James Moffett and Gary Anderson
UMB Scout International
This fine fund is down but far from out. Like all international funds, this one has been hit hard by the global downturn that has crushed stocks in all markets. It's been hit hard in 2008 but looks strong compared with its typical rival. Long-term holders are still in great shape here, and new prospects will be well positioned if they buy in. Moffett has long had success using a combination of macroeconomic forecasting and pure bottom-up stock-picking. He looks for countries and sectors with the strongest economic trends and then buys financially sound firms with stable businesses within those areas. He has executed this process with aplomb over time, and we expect the same going forward.
David Samra and Daniel O'Keefe
Artisan International Value
One of the younger nominees, this fund has been a winner since its 2002 inception. David Samra and Daniel O'Keefe had past stints working on Oakmark's international offerings with David Herro, our 2006 International-Fund Manager of the Year. They've learned their lessons well. Like Herro, Samra and O'Keefe are contrarians who buy firms trading at big discounts to their estimates of intrinsic value. They willingly pile into battered and emerging markets and pay no heed to the benchmark's weightings. So far, they haven't missed a step. The fund is down less than nearly all other nominees in 2008, but it lacks the truly long-term record that some of the others have.

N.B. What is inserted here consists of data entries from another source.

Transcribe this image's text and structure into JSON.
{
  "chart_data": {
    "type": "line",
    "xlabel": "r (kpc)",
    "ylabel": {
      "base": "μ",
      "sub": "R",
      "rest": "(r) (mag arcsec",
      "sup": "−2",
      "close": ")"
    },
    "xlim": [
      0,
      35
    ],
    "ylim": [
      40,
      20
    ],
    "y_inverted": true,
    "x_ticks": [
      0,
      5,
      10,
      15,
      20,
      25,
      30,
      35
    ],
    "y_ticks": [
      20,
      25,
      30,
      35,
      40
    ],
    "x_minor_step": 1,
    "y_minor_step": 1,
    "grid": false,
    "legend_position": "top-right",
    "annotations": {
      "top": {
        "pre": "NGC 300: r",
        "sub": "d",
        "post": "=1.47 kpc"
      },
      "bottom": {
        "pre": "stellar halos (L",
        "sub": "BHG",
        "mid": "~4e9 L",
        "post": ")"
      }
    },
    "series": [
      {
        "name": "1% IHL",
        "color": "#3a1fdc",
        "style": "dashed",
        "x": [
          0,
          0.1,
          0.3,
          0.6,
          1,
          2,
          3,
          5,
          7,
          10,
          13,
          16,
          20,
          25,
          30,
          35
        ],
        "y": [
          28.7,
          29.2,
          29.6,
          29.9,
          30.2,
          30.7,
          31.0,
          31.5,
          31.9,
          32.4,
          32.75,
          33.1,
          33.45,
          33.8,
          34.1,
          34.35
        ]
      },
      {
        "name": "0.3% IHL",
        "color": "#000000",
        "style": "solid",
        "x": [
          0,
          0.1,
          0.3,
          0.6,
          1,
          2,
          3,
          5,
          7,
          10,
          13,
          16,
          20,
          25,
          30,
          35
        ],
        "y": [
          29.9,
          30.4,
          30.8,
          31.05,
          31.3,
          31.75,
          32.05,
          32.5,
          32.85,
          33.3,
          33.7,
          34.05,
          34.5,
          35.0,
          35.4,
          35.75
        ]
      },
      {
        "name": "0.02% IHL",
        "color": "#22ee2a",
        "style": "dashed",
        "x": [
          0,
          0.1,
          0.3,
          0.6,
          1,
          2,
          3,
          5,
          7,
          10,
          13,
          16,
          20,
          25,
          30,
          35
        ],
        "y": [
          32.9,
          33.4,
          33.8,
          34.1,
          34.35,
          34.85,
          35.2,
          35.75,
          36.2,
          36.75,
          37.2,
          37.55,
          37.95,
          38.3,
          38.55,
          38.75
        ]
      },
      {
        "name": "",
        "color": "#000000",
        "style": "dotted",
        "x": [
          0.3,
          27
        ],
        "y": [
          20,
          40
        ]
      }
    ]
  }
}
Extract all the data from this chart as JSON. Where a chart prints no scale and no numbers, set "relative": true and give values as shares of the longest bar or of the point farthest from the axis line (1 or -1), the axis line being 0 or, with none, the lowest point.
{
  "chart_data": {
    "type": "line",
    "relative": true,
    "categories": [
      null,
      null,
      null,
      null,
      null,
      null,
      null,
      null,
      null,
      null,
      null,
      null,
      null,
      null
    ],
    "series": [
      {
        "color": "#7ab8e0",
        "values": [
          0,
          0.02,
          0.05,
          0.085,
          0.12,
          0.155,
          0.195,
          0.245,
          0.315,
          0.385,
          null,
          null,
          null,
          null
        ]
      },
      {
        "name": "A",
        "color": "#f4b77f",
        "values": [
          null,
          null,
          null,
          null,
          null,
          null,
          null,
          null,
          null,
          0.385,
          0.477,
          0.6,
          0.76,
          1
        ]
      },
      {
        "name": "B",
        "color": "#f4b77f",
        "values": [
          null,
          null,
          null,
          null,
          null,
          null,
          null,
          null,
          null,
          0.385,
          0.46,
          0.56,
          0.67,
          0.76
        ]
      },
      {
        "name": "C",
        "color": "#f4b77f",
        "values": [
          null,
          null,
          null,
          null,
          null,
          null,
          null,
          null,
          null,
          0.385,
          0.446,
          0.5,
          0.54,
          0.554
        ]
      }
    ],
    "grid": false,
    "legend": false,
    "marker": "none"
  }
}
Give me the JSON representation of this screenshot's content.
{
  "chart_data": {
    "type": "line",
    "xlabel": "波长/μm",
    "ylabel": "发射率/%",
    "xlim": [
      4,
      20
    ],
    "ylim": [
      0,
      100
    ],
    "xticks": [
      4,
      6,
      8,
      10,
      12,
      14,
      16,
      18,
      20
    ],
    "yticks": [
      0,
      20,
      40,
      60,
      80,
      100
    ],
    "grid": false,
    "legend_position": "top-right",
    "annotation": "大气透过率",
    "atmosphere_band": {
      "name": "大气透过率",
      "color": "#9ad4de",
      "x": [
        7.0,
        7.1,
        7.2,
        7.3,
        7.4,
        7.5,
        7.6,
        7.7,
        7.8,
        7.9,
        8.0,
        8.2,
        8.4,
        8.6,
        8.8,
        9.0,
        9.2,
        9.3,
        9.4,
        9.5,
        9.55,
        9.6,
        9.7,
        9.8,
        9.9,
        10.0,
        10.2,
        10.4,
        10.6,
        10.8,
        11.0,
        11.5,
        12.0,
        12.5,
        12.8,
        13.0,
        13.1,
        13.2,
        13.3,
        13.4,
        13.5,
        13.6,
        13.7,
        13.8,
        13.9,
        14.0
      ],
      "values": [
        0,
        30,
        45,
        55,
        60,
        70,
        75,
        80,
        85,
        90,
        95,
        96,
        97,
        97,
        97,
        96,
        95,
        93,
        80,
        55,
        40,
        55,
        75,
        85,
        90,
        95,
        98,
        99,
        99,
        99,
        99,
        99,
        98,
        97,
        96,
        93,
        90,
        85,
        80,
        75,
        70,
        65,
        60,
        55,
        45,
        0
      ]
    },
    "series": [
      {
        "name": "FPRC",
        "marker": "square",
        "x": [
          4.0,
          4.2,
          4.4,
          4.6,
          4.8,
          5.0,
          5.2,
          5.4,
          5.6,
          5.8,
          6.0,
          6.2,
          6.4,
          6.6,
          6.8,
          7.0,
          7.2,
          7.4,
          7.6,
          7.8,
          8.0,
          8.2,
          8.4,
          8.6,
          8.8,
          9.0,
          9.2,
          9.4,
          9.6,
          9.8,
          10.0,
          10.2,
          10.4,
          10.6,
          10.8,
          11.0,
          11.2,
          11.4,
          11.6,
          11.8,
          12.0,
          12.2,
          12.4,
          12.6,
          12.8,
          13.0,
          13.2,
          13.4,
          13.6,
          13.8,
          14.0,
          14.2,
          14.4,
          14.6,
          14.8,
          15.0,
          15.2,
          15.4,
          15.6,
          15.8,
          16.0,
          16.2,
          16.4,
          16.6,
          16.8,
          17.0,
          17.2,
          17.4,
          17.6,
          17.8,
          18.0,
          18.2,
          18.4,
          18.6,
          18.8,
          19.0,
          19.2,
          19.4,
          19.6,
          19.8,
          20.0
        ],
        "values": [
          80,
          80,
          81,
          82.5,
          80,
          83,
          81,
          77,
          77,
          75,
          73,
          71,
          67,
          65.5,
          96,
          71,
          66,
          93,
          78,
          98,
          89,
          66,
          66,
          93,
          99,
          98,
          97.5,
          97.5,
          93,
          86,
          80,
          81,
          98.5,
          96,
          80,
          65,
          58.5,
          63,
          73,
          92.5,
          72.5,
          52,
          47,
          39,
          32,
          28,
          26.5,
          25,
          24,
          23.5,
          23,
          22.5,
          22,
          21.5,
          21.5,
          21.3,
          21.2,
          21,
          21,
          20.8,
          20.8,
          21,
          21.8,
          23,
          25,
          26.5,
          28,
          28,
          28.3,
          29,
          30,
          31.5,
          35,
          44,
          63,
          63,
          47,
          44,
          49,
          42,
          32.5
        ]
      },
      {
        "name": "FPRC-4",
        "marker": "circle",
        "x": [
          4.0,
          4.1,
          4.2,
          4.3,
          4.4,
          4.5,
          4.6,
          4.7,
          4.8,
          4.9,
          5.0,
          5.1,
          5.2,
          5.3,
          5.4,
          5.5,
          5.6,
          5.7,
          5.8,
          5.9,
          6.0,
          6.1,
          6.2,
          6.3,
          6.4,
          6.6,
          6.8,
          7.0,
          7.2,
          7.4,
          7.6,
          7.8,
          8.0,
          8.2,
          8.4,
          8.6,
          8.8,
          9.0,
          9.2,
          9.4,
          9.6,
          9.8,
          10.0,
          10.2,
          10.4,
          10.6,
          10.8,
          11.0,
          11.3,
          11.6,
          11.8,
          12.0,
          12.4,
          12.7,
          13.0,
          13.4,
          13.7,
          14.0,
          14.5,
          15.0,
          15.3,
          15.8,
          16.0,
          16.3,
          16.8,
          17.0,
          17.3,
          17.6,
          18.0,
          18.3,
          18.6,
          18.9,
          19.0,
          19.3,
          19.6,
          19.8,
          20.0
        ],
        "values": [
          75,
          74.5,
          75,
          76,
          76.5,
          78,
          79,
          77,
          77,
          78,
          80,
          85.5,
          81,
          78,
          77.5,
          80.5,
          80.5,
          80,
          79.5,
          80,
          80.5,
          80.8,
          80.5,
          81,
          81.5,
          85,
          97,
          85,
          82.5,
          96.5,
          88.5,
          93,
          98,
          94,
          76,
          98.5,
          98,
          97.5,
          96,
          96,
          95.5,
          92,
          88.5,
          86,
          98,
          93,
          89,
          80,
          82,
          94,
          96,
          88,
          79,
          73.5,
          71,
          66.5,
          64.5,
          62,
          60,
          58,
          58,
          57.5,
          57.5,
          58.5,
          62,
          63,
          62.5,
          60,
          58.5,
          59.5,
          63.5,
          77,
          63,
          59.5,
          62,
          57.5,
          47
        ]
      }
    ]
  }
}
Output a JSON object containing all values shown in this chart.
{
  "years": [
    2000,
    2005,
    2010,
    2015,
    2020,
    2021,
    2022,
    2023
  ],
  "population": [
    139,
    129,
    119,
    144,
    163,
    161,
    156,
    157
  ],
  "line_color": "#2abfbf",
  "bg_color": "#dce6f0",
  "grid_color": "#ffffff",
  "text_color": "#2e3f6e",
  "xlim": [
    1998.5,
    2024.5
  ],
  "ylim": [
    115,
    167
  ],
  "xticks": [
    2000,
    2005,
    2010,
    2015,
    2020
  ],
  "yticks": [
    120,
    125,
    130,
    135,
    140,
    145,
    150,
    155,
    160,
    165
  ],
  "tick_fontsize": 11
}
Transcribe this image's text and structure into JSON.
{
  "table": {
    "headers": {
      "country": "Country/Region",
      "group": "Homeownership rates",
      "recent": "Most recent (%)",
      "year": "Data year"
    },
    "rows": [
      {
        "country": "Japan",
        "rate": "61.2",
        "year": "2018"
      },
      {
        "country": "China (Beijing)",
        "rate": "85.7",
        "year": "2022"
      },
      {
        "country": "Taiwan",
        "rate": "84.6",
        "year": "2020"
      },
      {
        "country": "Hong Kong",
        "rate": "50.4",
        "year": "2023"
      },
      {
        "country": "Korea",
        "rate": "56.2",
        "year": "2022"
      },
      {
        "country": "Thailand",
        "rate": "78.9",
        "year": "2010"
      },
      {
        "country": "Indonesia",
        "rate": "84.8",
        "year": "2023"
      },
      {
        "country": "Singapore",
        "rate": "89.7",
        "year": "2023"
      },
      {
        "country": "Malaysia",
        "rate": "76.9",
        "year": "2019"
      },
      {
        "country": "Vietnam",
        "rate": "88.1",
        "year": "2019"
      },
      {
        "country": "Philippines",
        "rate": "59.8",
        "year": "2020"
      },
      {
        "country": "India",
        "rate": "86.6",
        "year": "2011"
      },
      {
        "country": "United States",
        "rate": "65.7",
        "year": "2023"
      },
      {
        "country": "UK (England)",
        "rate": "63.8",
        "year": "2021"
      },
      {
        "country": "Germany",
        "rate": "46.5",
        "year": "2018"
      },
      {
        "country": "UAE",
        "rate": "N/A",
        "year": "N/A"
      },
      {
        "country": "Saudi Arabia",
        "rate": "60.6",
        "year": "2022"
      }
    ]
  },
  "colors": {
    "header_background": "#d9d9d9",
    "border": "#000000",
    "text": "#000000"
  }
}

Third Avenue International Value
As we've noted before, this fund gets so far off the beaten path that it doesn't even know there is a beaten path. Amit Wadhwaney takes Third Avenue's safe-and-cheap approach on the road with this fund. Unlike many managers who've recently found balance-sheet religion in a global downturn, Wadhwaney has always focused on assets and liabilities--or the lack thereof. He has a talent for unraveling complex entities to find hidden and undervalued assets. No market or firm is too obscure, and the fund often owns names that few others in Morningstar's database hold. The fund is deep in the red so far in 2008 but has lost much less than the benchmark and nearly all of its peers. Its record since inception is stellar.
The 2008 Fund Manager of the Year winners will be announced on Morningstar and CNBC on Tuesday morning, Jan. 6, 2009.
Michael Breen is a senior analyst with Morningstar.